Within the world of Punchdrunk, The Amazing Talking Skull avoids being jarringly anachronistic because its aesthetic fuses with our own sense of the fantasies of the Victorian imagination… because you can imagine the skull fittings so snugly in the works of the 19th century founders of modern science fiction, Jules Verne, H.G. Welles and Poe himself, it doesn’t break the illusion of the world in the way that a television would, although it is more advanced and contemporary in it’s use of technology. (We know there is a gleaming white Mac running Mac OS X whirring beneath the box). For the comic specialist, perhaps such suspensions of disbelief, or fusions of knowledge, are unnecessary because The Amazing Talking Skull compliments the subgenre of fantasy and sci-fi known as Steampunk (fantasy works set in an era of steam power, usually Victorian era England, often incorporating contemporary devices technologically achieved with 19th century means). I.e. we accept this because if Victorians had invented robots this satisfies how we imagine how they would look and talk. Any robot aping organic life instils a sense of the uncanny (although this is perhaps decreasing with our continuous and ever increasing exposure to robots both in toy shops, daily life and film).

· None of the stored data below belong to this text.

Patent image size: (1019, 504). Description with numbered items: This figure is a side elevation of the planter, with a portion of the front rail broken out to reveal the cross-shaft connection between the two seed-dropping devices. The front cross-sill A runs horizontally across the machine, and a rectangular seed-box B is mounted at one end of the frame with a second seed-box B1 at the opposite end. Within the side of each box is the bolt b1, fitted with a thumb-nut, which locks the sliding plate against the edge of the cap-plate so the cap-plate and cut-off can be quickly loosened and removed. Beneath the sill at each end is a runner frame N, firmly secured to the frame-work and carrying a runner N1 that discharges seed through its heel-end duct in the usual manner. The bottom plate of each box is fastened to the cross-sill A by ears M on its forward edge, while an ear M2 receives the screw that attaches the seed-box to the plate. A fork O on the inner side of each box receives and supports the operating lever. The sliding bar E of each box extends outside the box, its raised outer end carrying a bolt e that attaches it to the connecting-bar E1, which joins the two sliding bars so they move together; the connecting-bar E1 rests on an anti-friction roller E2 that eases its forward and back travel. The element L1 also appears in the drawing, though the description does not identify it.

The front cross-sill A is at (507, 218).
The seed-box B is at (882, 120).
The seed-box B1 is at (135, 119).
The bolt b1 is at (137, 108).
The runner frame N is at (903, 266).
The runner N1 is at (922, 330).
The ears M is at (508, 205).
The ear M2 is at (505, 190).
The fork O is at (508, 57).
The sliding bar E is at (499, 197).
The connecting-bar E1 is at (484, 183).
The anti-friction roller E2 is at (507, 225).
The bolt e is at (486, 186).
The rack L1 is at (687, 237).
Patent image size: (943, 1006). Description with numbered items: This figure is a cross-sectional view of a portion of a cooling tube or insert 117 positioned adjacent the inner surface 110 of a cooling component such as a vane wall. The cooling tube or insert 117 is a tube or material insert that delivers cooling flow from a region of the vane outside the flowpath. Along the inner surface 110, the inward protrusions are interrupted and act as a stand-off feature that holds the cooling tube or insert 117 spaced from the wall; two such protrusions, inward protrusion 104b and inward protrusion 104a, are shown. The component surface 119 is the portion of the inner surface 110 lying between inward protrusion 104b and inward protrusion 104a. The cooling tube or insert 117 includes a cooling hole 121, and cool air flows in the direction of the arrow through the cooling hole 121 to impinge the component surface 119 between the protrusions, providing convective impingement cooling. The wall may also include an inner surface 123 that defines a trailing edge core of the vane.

Nonetheless this sense of the uncanny is magnified by various conflicts at play in this situation. The Webster dictionary defines a robot as ‘An automatic device that performs functions normally ascribed to humans or a machine in the form of a human ‘.The robot’s function hovers between that of storytelling and reminder of death, the content of the speech and the robot’s form compliment each other by different means. There is nothing new in the image of skull as ‘memento mori’. The robot as object can be seen as a descendant of the skull held by the monk in Zurbaran’s ‘Saint Francis in Meditation’ in the National Gallery, a 3D cousin, that has evolved into a piece of sound emitting kinetic sculpture. We also have robot as imitator of life, the inanimate programmed to appear alive, but it is a skull - classically representative of death, death is alive, talking about the nature of life, the robot is also a substitute for a human performer, specifically commissioned for the Christmas period when people are most likely to be with their families less willing to work! Perhaps it is this ricochet of conflicts accounting for captivating nature of this piece and the uneasy laughter it induces.